France (+26.4%), Germany (23.4%) and Greece (+19.4%) had the highest growth from pre-pandemic, and nine of the top 20 countries received more nights booked than April 2019. Meanwhile, the Czech Republic (-47.1%), Hungary (-35.2%), and Ireland (-27.5%) remain well below their 2019 figures.

ADRs have stabilised at 1.3% below 2021, though still 24% higher than pre-pandemic. 13 of the top 20 countries saw lower rates than last year, though rates in Denmark (+13.6%), Poland (+8.8%) and Germany (+4.4%) continued to increase.

Bright summer outlook
As of May 9th, the European continent is pacing +82% for the summer (June-September) from the same time last year, and +2.6% from 2019, with all top 20 countries up from last year such as Greece (+237.3%), Croatia (+209%) and Portugal (+200%).

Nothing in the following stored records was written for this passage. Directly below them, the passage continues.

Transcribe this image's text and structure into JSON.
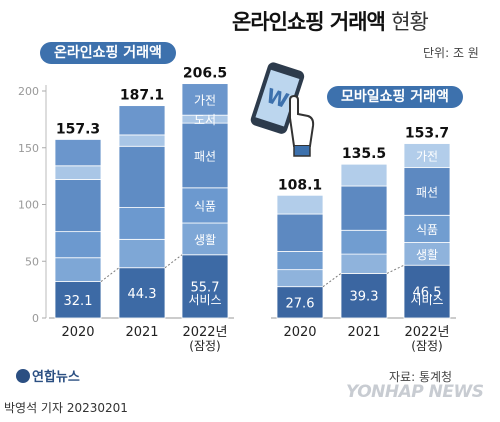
{
  "title": "온라인쇼핑 거래액",
  "title_suffix": "현황",
  "unit": "단위: 조 원",
  "source": "자료: 통계청",
  "credit": "박영석 기자  20230201",
  "logo": "연합뉴스",
  "watermark": "YONHAP NEWS",
  "colors": {
    "services": "#3d6aa5",
    "food": "#5f8bc2",
    "living": "#9fc0e2",
    "fashion": "#7aa1d0",
    "goods": "#5a86bf",
    "electronics": "#6a94c9",
    "pill": "#3d71ad"
  },
  "chart_data": [
    {
      "type": "bar",
      "title": "온라인쇼핑 거래액",
      "categories": [
        "2020",
        "2021",
        "2022년\n(잠정)"
      ],
      "totals": [
        157.3,
        187.1,
        206.5
      ],
      "total_labels": [
        "157.3",
        "187.1",
        "206.5"
      ],
      "series": [
        {
          "name": "서비스",
          "values": [
            32.1,
            44.3,
            55.7
          ]
        },
        {
          "name": "생활",
          "values": [
            21.0,
            25.0,
            28.0
          ]
        },
        {
          "name": "식품",
          "values": [
            23.0,
            28.0,
            31.0
          ]
        },
        {
          "name": "패션",
          "values": [
            46.0,
            54.0,
            57.0
          ]
        },
        {
          "name": "도서",
          "values": [
            12.0,
            10.0,
            7.0
          ]
        },
        {
          "name": "가전",
          "values": [
            23.2,
            25.8,
            27.8
          ]
        }
      ],
      "series_labels": [
        "가전",
        "도서",
        "패션",
        "식품",
        "생활",
        "서비스"
      ],
      "service_labels": [
        "32.1",
        "44.3",
        "55.7"
      ],
      "ylim": [
        0,
        200
      ],
      "yticks": [
        "0",
        "50",
        "100",
        "150",
        "200"
      ],
      "grid": false
    },
    {
      "type": "bar",
      "title": "모바일쇼핑 거래액",
      "categories": [
        "2020",
        "2021",
        "2022년\n(잠정)"
      ],
      "totals": [
        108.1,
        135.5,
        153.7
      ],
      "total_labels": [
        "108.1",
        "135.5",
        "153.7"
      ],
      "series": [
        {
          "name": "서비스",
          "values": [
            27.6,
            39.3,
            46.5
          ]
        },
        {
          "name": "생활",
          "values": [
            15.0,
            17.0,
            20.0
          ]
        },
        {
          "name": "식품",
          "values": [
            16.0,
            21.0,
            24.0
          ]
        },
        {
          "name": "패션",
          "values": [
            33.0,
            39.0,
            42.0
          ]
        },
        {
          "name": "가전",
          "values": [
            16.5,
            19.2,
            21.2
          ]
        }
      ],
      "series_labels": [
        "가전",
        "패션",
        "식품",
        "생활",
        "서비스"
      ],
      "service_labels": [
        "27.6",
        "39.3",
        "46.5"
      ],
      "ylim": [
        0,
        200
      ],
      "grid": false
    }
  ]
}
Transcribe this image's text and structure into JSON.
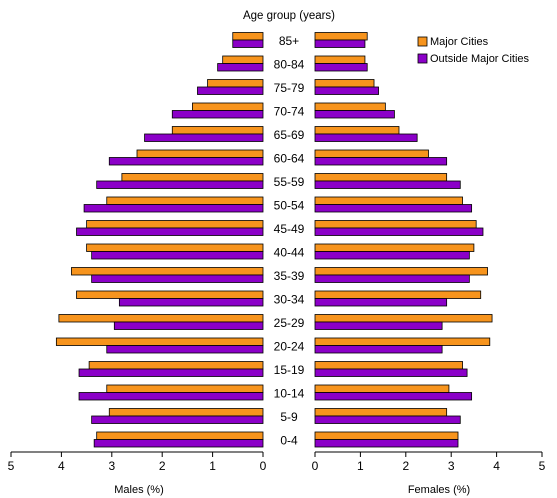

Pacing in the 50 largest markets is up +227% from last year, with the strongest increases in Porto, PT (532.3%), Venice, IT (414.8%), and Florence, IT (410.4%).

Rates for the summer are up only 0.1% across Europe, so looking similar to last year: the highest increases are in Denmark (+15%), Germany (+8%) and Poland (+8%), while rates in Finland are down 25%. Larger cities like Barcelona (+33%), Belgrade (+31%) and Munich (+27%) are seeing the largest increase.